У меня ноутбук с ОС Win10 и возникла следующая проблема:
Я зашифровал папку, включая все подпапки, с помощью встроенной функции шифрования, которая появляется, если щелкнуть правой кнопкой мыши по папке > Свойства > Дополнительно.
Я переместил подпапку этой папки, содержащую несколько файлов .cpp, на USB-накопитель (FAT32), а оттуда на жесткий диск Linux (EXT3/EXT4), не подозревая, что она все еще зашифрована.
На моем Linux PC я, очевидно, не мог открыть эти файлы, потому что они имели расширение .pfile и были зашифрованы. Поэтому я переместил их обратно на USB-накопитель, а оттуда снова на ноутбук.
Однако теперь на ноутбуке я тоже не могу их открыть. Похоже, что Win10 даже не понимает, что они все еще зашифрованы, потому что этот хук в свойствах больше не установлен.
Я выполнил установку с помощью Azure Information Protection-Viewer, но получаю только сообщение об ошибке, что не удается открыть файл filetype(.cpp). (Не знаю точного уведомления об ошибке на английском языке, поскольку у меня не английская версия)
решение1
Похоже, Microsoft использует ранее неиспользуемые поля в записях каталога FAT32, а также, возможно, скрытые записи каталога и трюки с длинными и короткими именами файлов для хранения метаданных EFS в FAT32:
Зашифрованные файлы имеют расширение «.PFILE», а их записи каталога 8.3 хранят дополнительные метаданные. В текущей реализации эти метаданные занимают 6 бит: два бита используются как флаги, а четыре бита используются для хранения размера заполнения.
Дополнительные метаданные хранятся в поле NTByte, которое находится по смещению 12 байт в записи каталога 8.3. Ранее это поле использовалось только для хранения двух флагов, помечающих краткое базовое имя или расширение как строчные буквы (биты № 3 и № 4 соответственно).
Теперь используются и оставшиеся биты. Бит № 0 устанавливается, когда файл зашифрован (он также устанавливается для каталога, когда его вновь созданные файлы должны быть зашифрованы по умолчанию), бит № 1 устанавливается, когда файл начинается с большого заголовка EFS (в противном случае это стандартный заголовок EFS).

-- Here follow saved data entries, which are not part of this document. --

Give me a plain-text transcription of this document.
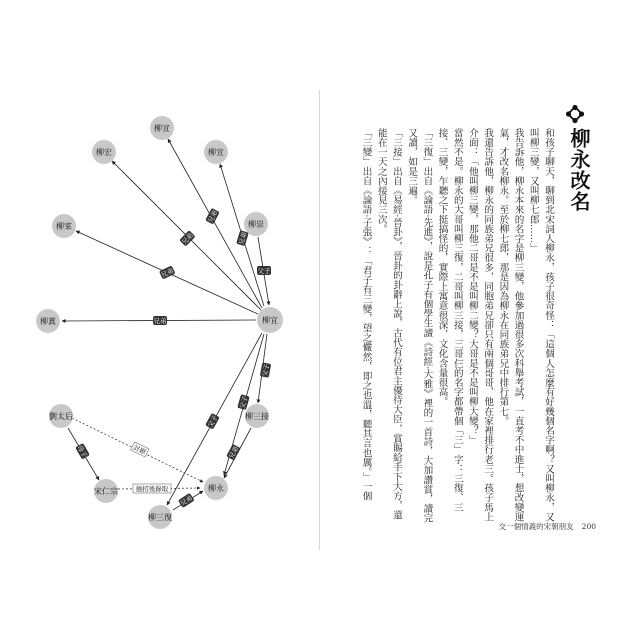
兄弟
兄弟	兄弟
兄弟
兄弟
父子
父子
父子
父子
兄弟
兄弟
母子	討厭
擯招後錄取
柳宣
柳宏	柳宣
柳崇
柳寀
柳蒖	柳宜
柳三接
柳永
柳三復
劉太后
宋仁宗
柳永改名

和孩子聊天，聊到北宋詞人柳永，孩子很奇怪：「這個人怎麼有好幾個名字啊？又叫柳永，又叫柳三變，又叫柳七郎……」

我告訴他，柳永本來的名字是柳三變，他參加過很多次科舉考試，一直考不中進士，想改變運氣，才改名柳永。至於柳七郎，那是因為柳永在同族弟兄中排行第七。

我還告訴他，柳永的同族弟兄很多，同胞弟兄卻只有兩個哥哥，他在家裡排行老三。孩子馬上介面：「他叫柳三變，那他二哥是不是叫柳二變？大哥是不是叫柳大變？」

當然不是。柳永的大哥叫柳三復，二哥叫柳三接，三哥仨的名字都帶個「三」字：三復、三接、三變，乍聽之下挺搞怪的，實際上寓意很深，文化含量很高。

「三復」出自《論語‧先進》，說是孔子有個學生讀《詩經‧大雅》裡的一首詩，大加讚賞，讀完又讀，如是三遍。

「三接」出自《易經‧晉卦》，晉卦的卦辭上說，古代有位君主優待大臣，賞賜給手下大方，還能在一天之內接見三次。

「三變」出自《論語‧子張》：「君子有三變，望之儼然，即之也溫，聽其言也厲。」一個

交一個情義的宋朝朋友 200
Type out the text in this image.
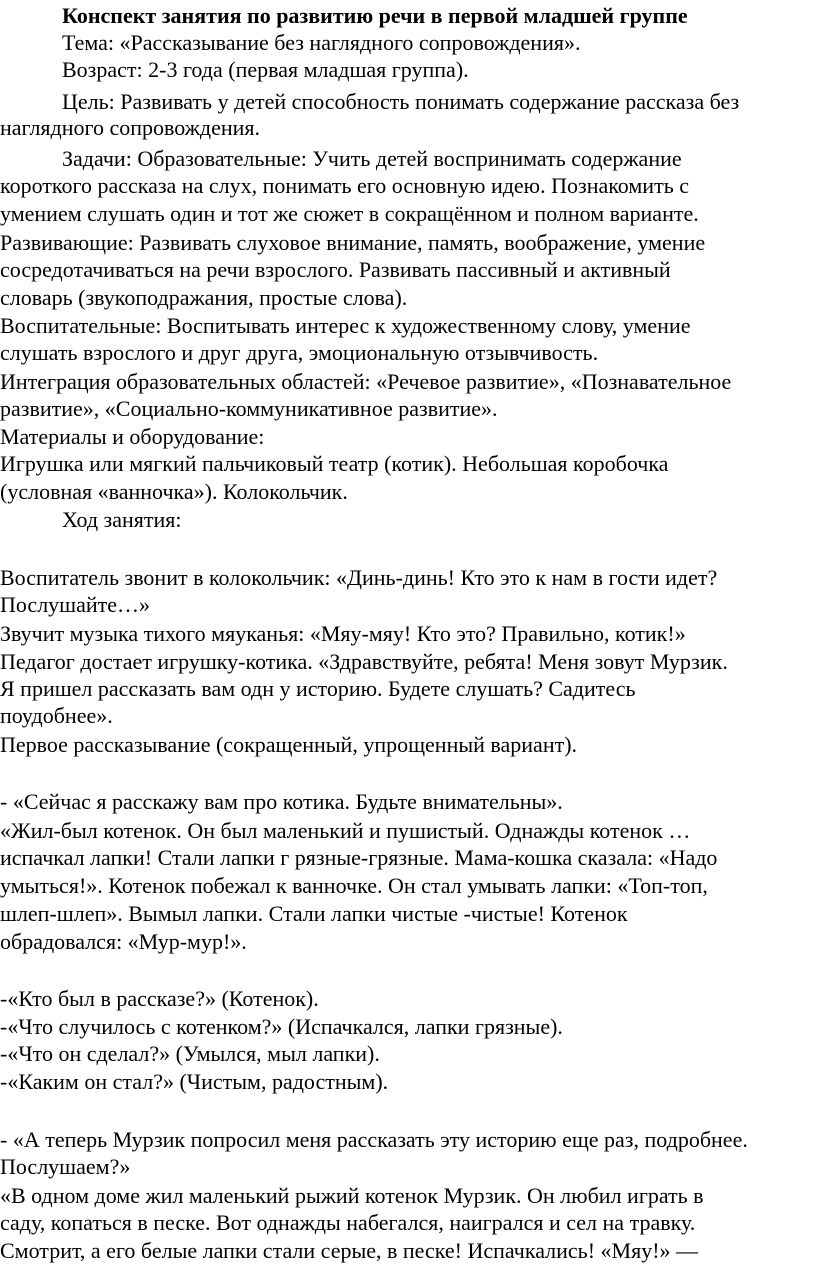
Конспект занятия по развитию речи в первой младшей группе
Тема: «Рассказывание без наглядного сопровождения».
Возраст: 2-3 года (первая младшая группа).
Цель: Развивать у детей способность понимать содержание рассказа без
наглядного сопровождения.
Задачи: Образовательные: Учить детей воспринимать содержание
короткого рассказа на слух, понимать его основную идею. Познакомить с
умением слушать один и тот же сюжет в сокращённом и полном варианте.
Развивающие: Развивать слуховое внимание, память, воображение, умение
сосредотачиваться на речи взрослого. Развивать пассивный и активный
словарь (звукоподражания, простые слова).
Воспитательные: Воспитывать интерес к художественному слову, умение
слушать взрослого и друг друга, эмоциональную отзывчивость.
Интеграция образовательных областей: «Речевое развитие», «Познавательное
развитие», «Социально-коммуникативное развитие».
Материалы и оборудование:
Игрушка или мягкий пальчиковый театр (котик). Небольшая коробочка
(условная «ванночка»). Колокольчик.
Ход занятия:
Воспитатель звонит в колокольчик: «Динь-динь! Кто это к нам в гости идет?
Послушайте…»
Звучит музыка тихого мяуканья: «Мяу-мяу! Кто это? Правильно, котик!»
Педагог достает игрушку-котика. «Здравствуйте, ребята! Меня зовут Мурзик.
Я пришел рассказать вам одн у историю. Будете слушать? Садитесь
поудобнее».
Первое рассказывание (сокращенный, упрощенный вариант).
- «Сейчас я расскажу вам про котика. Будьте внимательны».
«Жил-был котенок. Он был маленький и пушистый. Однажды котенок …
испачкал лапки! Стали лапки г рязные-грязные. Мама-кошка сказала: «Надо
умыться!». Котенок побежал к ванночке. Он стал умывать лапки: «Топ-топ,
шлеп-шлеп». Вымыл лапки. Стали лапки чистые -чистые! Котенок
обрадовался: «Мур-мур!».
-«Кто был в рассказе?» (Котенок).
-«Что случилось с котенком?» (Испачкался, лапки грязные).
-«Что он сделал?» (Умылся, мыл лапки).
-«Каким он стал?» (Чистым, радостным).
- «А теперь Мурзик попросил меня рассказать эту историю еще раз, подробнее.
Послушаем?»
«В одном доме жил маленький рыжий котенок Мурзик. Он любил играть в
саду, копаться в песке. Вот однажды набегался, наигрался и сел на травку.
Смотрит, а его белые лапки стали серые, в песке! Испачкались! «Мяу!» —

Другие биты (биты № 2, № 5, № 6 и № 7) используются для хранения размера заполнения (который составляет не более 15 байт, поэтому достаточно 4 бит) – его бит № 0 (LSB) переходит в бит № 2 поля NTByte, бит № 1 – в бит № 5, бит № 2 – в бит № 6, бит № 3 – в бит № 7.
(Источник, см. также указанныйПатент США US10726147B2)
Переместив файлы, а затем вернув их обратно, вы уничтожили специальные метаданные, поскольку Linux о них не знает.
Мне жаль это говорить, но ваши файлы почти наверняка не подлежат восстановлению. Тем не менее, вы можете попытаться угадать скрытые метаданные, в конце концов, существует всего 64 возможных значения. Для этого, однако, потребуется шестнадцатеричный редактор raw disk или пользовательский драйвер файловой системы.
решение2
После нескольких дней поисков я нашел решение,
Проблема в том, что когда вы копируете файлы в Linux и копируете их обратно, метаданные для файлов уничтожаются. Я решаю эту проблему с помощью Disk Editor. Я создаю файл того же размера, шифрую его и копирую на диск FAT32, копирую метаданные для файла, после этого удаляю его и заменяю уничтоженным «.PFILE» и заменяю метаданные.
Спасибо, "Daniel B", ваш ответ мне очень помог.